Auch unsere Hunde laufen zu hochmotivierter Bestform auf, wenn wir ihnen eine Belohnung in Aussicht stellen. Sitz – brav – Leckerli. Welcher Hundebesitzer kennt das nicht? Dabei ist Vorsicht geboten und ein wenig Wissen über die richtigen Leckerlies und Snacks für Ihren Hund. Vorweg: die Menge der Leckerlies sollte im Gesamtfutterplan berücksichtigt werden und dieser wiederum an das Aktivitätslevel Ihres Hundes angepasst werden.

Ein wenig Biologie:

Der Hundemagen ist anders aufgebaut als der menschliche. Zum Beispiel stellt sich ein Sättigungsgefühl beim Hund nicht durch die Menge im Magen ein, sondern wenn das Blut reichlich mit Nährstoffen versorgt ist. Daraus folgert sich auch, dass Unverdauliches wie Gemüse oder Kohlenhydrate zwar gut schmecken, aber weder satt machen noch etwas für den Nährstoffhaushalt des Hundes tun. Natürlich können sie anders vorteilig wirken, so soll zum Beispiel fein geriebene Karotte ein natürliches Entwurmungsmittel sein, oder Sauerkraut aus der Dose sich um verschluckte scharfe Gegenstände legen und so die dünne Darmwand schützen. Aber um die Nährstoffe aufzunehmen muss Futter für Hunde –außer Fleisch – besonders und teilweise aufwendig (beispielsweise durch Pürieren oder Kochen) zubereitet werden.
Haben Sie also zum Beispiel einen leicht übergewichtigen Hund, können Sie lecker schmeckende Karotten- oder Apfel-Stückchen als Leckerlies geben. Aber wundern Sie sich nicht, wenn diese genauso im Stuhl wiederzufinden sind. Verdaut werden sie kaum. Das Kauen aber kann auch gut gegen Zahnstein helfen und die Faseranteile sind gut für die Gesundheit des Dickdarms.
Möchten Sie die Snacks so gestalten, dass sie nahrhaft sind und den Futterplan ergänzen, können Sie auf echte, getrocknete Fleisch- oder Fischfasern zurückgreifen. Bonus: der intensive Geruch wird Ihren Liebling noch härter arbeiten lassen. Und das Fleisch wird verdaut und die Energie schnell vom Körper aufgenommen.

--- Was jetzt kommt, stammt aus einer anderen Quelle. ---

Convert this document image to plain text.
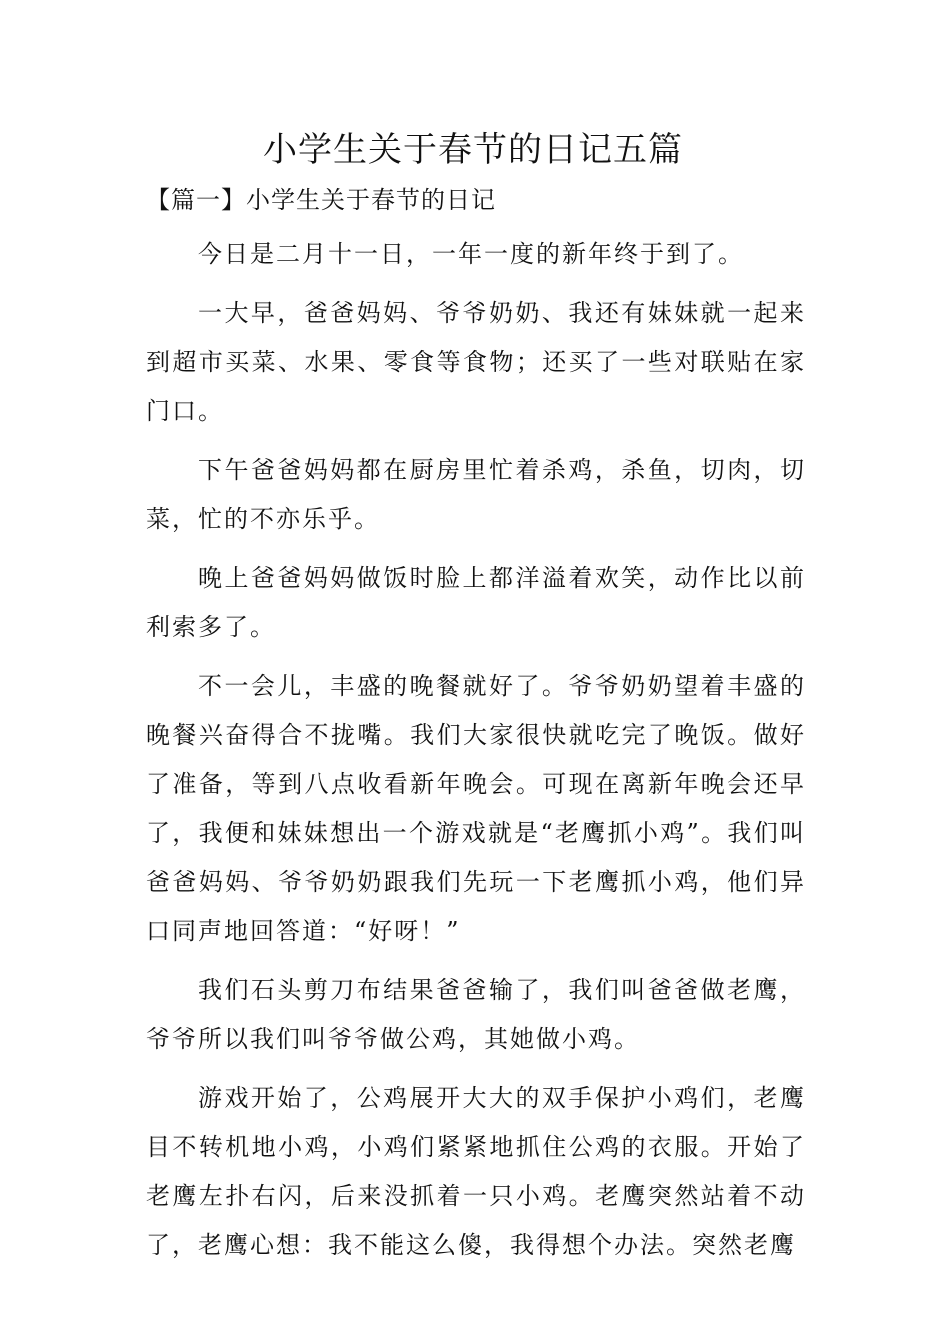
小学生关于春节的日记五篇
【篇一】小学生关于春节的日记

今日是二月十一日，一年一度的新年终于到了。

一大早，爸爸妈妈、爷爷奶奶、我还有妹妹就一起来到超市买菜、水果、零食等食物；还买了一些对联贴在家门口。

下午爸爸妈妈都在厨房里忙着杀鸡，杀鱼，切肉，切菜，忙的不亦乐乎。

晚上爸爸妈妈做饭时脸上都洋溢着欢笑，动作比以前利索多了。

不一会儿，丰盛的晚餐就好了。爷爷奶奶望着丰盛的晚餐兴奋得合不拢嘴。我们大家很快就吃完了晚饭。做好了准备，等到八点收看新年晚会。可现在离新年晚会还早了，我便和妹妹想出一个游戏就是“老鹰抓小鸡”。我们叫爸爸妈妈、爷爷奶奶跟我们先玩一下老鹰抓小鸡，他们异口同声地回答道：“好呀！”

我们石头剪刀布结果爸爸输了，我们叫爸爸做老鹰，爷爷所以我们叫爷爷做公鸡，其她做小鸡。

游戏开始了，公鸡展开大大的双手保护小鸡们，老鹰目不转机地小鸡，小鸡们紧紧地抓住公鸡的衣服。开始了老鹰左扑右闪，后来没抓着一只小鸡。老鹰突然站着不动了，老鹰心想：我不能这么傻，我得想个办法。突然老鹰
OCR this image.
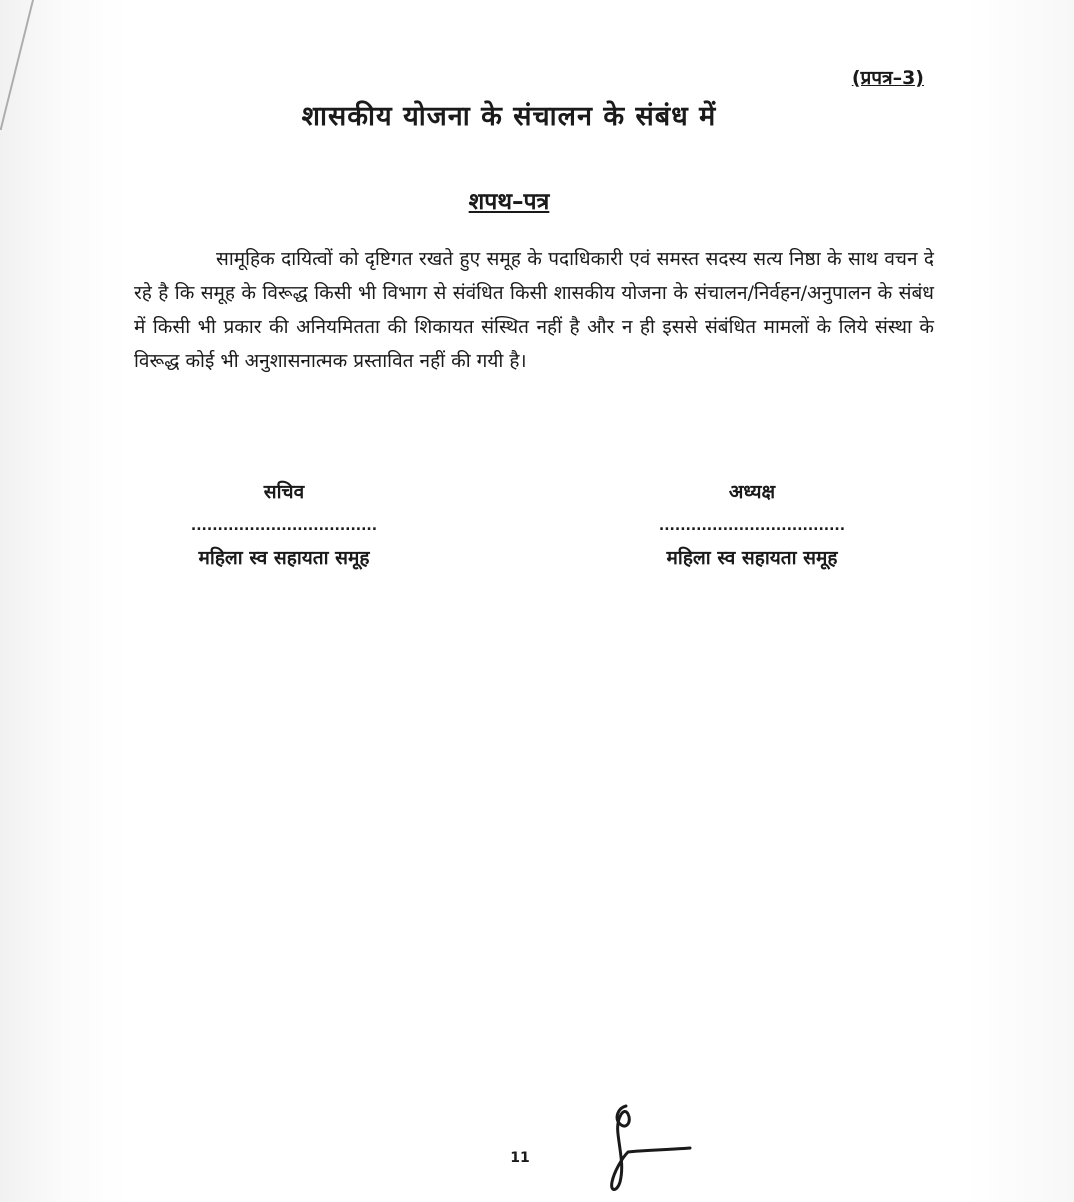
(प्रपत्र–3)
शासकीय योजना के संचालन के संबंध में
शपथ–पत्र

सामूहिक दायित्वों को दृष्टिगत रखते हुए समूह के पदाधिकारी एवं समस्त सदस्य सत्य निष्ठा के साथ वचन दे रहे है कि समूह के विरूद्ध किसी भी विभाग से संवंधित किसी शासकीय योजना के संचालन/निर्वहन/अनुपालन के संबंध में किसी भी प्रकार की अनियमितता की शिकायत संस्थित नहीं है और न ही इससे संबंधित मामलों के लिये संस्था के विरूद्ध कोई भी अनुशासनात्मक प्रस्तावित नहीं की गयी है।

सचिव
...................................
महिला स्व सहायता समूह
अध्यक्ष
...................................
महिला स्व सहायता समूह
11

Achtung, diese Lebensmittel sollten Sie Ihrem Hund nie geben (sie sind in unterschiedlichem Maß blähend oder giftig und sollten daher von vornherein kein Bestandteil der Ernährung sein):

  • Rohe Kartoffel, Aubergine Bohnen, (grüne) Tomaten
  • Knoblauch, Lauch, Zwiebel
  • Trauben und Rosinen
  • Schokolade
  • Avocado

P.S.: Isst Ihr Hund Gras? Dies sollten Sie ihn in Ruhe machen lassen, denn er tut es instinktiv um sein Magen-Darm-Gleichgewicht zu regulieren.